The infinity control (like the unit itself) is very confusing and not very user friendly..........Before you spend all that money, you may want to see one in action somehow............it could save you alot of headaches down the road.


----------



## Climate-Pro (Apr 26, 2007)

*Re: Carrier v Honeywell*

We use Infinity controls regularly. Like any other digital thermostat, there is a short learning curve that reading the manual cures quickly.

Your contractor however is both right and wrong! The Infinity is designed and works best, when used as a "System" not just one or two components. In this case, your furnace will work with ANY thermostat, but it will not allow you to have all the functionality of the Infinity System.

The unit is designed to communicate.
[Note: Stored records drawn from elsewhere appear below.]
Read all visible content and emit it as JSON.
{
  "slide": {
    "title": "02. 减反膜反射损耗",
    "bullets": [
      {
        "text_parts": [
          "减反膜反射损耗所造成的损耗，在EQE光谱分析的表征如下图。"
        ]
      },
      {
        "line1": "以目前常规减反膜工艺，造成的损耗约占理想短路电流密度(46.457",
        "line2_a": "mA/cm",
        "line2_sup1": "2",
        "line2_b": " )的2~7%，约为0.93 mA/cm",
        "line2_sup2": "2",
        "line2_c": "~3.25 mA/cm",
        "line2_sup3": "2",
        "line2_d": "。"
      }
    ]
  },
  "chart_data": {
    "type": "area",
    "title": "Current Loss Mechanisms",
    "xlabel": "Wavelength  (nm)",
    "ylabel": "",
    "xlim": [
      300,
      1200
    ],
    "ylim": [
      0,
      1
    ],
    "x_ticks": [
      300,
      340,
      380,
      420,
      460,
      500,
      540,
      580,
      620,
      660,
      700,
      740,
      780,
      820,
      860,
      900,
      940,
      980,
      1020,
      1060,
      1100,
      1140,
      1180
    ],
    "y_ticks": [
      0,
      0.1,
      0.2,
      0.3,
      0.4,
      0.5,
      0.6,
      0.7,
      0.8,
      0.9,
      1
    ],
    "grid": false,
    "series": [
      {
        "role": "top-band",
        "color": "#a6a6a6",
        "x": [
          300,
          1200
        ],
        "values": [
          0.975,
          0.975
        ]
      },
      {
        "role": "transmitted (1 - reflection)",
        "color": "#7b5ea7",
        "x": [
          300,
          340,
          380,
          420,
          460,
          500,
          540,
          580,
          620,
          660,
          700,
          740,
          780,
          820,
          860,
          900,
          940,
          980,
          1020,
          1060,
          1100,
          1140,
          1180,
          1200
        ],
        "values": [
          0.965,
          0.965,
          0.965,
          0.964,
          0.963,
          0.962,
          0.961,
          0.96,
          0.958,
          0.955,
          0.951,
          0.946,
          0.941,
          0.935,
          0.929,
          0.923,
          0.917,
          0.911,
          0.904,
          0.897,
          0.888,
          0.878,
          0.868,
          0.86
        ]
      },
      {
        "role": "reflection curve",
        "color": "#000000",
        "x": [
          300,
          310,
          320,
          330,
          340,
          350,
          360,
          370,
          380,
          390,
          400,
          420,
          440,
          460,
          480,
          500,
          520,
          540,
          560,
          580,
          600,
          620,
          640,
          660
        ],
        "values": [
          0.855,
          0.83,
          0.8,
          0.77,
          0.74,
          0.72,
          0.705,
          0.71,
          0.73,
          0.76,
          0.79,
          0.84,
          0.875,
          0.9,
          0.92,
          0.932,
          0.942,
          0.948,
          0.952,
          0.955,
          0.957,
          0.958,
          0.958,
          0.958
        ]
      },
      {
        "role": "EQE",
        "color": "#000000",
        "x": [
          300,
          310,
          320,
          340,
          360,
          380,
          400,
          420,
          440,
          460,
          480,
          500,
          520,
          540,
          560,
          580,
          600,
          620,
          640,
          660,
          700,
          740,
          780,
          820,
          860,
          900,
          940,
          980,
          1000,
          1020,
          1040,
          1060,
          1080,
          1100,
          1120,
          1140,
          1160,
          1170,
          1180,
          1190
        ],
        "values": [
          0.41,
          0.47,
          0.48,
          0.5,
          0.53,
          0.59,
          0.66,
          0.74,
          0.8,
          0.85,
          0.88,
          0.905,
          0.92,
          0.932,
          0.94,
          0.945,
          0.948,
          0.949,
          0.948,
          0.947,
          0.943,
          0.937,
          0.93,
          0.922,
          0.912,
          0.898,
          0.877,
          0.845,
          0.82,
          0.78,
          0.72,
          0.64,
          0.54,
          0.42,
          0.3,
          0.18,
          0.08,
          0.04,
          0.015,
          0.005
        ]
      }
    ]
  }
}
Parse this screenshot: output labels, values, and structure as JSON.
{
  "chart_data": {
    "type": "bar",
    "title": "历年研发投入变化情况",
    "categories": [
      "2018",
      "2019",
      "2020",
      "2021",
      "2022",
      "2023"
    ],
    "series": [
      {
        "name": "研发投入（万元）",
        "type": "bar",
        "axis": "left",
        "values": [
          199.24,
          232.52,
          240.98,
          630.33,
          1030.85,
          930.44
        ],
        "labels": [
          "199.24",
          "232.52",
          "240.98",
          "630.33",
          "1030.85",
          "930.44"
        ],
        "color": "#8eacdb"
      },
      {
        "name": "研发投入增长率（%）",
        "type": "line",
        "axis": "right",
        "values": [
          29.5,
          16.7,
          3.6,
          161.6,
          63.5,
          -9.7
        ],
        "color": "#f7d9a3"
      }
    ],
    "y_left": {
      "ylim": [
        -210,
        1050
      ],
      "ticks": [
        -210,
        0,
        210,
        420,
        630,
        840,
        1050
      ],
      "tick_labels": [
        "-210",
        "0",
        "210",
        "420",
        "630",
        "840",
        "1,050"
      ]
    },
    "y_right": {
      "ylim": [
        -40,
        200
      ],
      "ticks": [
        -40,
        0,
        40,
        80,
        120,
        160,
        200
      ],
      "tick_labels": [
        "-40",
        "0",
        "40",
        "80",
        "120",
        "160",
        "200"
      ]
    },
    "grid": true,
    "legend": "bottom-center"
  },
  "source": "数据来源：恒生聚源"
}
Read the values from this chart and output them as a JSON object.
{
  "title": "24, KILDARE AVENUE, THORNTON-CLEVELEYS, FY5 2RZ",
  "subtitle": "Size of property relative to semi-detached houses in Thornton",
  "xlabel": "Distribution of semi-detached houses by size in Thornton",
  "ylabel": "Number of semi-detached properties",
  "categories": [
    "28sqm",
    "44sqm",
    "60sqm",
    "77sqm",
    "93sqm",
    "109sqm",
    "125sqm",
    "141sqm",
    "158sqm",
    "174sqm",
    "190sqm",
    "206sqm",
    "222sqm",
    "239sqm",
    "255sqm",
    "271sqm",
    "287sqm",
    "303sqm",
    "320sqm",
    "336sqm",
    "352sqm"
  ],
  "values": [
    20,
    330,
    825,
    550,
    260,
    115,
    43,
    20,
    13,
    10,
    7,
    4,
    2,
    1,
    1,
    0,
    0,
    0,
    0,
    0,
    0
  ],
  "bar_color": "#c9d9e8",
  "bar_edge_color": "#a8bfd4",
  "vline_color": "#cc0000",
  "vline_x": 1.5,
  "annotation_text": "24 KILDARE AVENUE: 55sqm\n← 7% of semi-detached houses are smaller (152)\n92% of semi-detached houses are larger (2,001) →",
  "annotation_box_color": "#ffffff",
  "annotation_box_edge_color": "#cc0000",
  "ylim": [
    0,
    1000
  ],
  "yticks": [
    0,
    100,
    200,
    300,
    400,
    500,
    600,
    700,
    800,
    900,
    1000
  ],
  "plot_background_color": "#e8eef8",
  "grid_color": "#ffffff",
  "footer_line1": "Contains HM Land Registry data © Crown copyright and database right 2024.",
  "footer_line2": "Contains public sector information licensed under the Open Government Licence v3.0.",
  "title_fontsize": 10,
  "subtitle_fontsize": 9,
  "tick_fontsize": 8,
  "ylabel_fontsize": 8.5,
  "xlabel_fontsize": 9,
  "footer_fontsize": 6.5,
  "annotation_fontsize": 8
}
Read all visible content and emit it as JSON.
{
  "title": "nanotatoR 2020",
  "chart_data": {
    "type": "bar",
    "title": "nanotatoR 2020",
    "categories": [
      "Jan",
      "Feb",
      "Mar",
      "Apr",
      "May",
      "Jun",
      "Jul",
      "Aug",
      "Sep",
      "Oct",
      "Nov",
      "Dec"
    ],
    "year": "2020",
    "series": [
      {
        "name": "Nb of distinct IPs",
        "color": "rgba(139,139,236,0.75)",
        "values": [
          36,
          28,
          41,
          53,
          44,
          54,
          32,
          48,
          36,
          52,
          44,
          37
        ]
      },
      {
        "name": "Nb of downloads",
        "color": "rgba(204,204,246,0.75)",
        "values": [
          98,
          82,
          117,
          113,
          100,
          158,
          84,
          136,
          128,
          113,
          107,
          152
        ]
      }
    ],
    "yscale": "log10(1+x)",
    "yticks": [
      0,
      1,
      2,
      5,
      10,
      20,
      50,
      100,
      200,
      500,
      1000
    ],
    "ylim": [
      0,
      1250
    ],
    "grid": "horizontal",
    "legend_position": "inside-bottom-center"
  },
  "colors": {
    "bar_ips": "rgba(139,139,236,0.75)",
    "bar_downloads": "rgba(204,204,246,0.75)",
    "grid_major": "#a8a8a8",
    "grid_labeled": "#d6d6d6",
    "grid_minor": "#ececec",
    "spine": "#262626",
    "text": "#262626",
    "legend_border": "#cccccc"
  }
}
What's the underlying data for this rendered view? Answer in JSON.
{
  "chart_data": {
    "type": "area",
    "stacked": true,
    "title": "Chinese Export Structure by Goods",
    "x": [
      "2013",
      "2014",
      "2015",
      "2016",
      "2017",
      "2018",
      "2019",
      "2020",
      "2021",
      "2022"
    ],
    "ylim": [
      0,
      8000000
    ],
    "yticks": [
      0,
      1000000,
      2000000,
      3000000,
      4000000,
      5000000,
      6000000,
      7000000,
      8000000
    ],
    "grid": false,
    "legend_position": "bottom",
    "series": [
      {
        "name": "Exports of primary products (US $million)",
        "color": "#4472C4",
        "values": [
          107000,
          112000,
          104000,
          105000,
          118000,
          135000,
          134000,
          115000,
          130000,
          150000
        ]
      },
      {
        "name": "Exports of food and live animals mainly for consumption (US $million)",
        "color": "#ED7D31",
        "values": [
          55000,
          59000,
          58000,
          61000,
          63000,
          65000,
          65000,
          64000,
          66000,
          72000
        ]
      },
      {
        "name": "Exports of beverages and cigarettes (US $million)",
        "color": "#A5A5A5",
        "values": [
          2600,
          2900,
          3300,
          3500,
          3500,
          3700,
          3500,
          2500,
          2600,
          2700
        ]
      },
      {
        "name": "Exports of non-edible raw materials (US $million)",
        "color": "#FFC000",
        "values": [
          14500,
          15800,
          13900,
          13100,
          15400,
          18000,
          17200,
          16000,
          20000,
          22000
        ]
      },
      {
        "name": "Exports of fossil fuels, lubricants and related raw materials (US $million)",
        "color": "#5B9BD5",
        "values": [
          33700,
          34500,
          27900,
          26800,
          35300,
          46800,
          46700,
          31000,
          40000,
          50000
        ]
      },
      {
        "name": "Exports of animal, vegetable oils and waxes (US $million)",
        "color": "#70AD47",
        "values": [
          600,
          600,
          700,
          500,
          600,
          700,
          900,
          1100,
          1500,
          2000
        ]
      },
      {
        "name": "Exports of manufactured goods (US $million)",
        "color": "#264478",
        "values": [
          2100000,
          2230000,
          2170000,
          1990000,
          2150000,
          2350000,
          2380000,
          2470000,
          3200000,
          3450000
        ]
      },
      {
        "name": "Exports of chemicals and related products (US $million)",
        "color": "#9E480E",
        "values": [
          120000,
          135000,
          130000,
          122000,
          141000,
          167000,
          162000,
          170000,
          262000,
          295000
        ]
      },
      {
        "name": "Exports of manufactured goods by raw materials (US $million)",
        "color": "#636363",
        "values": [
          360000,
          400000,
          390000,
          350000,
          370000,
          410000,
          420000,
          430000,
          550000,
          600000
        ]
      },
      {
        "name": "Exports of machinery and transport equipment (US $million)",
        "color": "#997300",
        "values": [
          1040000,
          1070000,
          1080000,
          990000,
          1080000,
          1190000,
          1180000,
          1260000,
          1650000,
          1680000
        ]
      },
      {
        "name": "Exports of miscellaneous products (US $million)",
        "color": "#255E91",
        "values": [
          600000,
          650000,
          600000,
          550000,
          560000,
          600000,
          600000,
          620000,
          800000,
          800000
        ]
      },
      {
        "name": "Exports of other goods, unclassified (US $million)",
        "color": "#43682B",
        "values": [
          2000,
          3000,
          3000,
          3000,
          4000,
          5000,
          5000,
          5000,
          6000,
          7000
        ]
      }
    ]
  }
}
The control, is more or less a small computer that monitors and adjusts the furnace blower to meet the demands of your existing indoor climate, based on feedback it receives from sensors built into the system.

Duct pressures are monitored - If the filter is dirty, you are notified on the tstat. More importantly, if the pressure indicates a frozen evaporator coil, the unit will shut itself down to avoid compressor burnout etc.

So... Yes, the Infinity gas furnace will work with you HW thermostat, but you will lose of the important features of the Infinity unit. You are spending quite a bit on the unit already, its worth having the Infinity control!


----------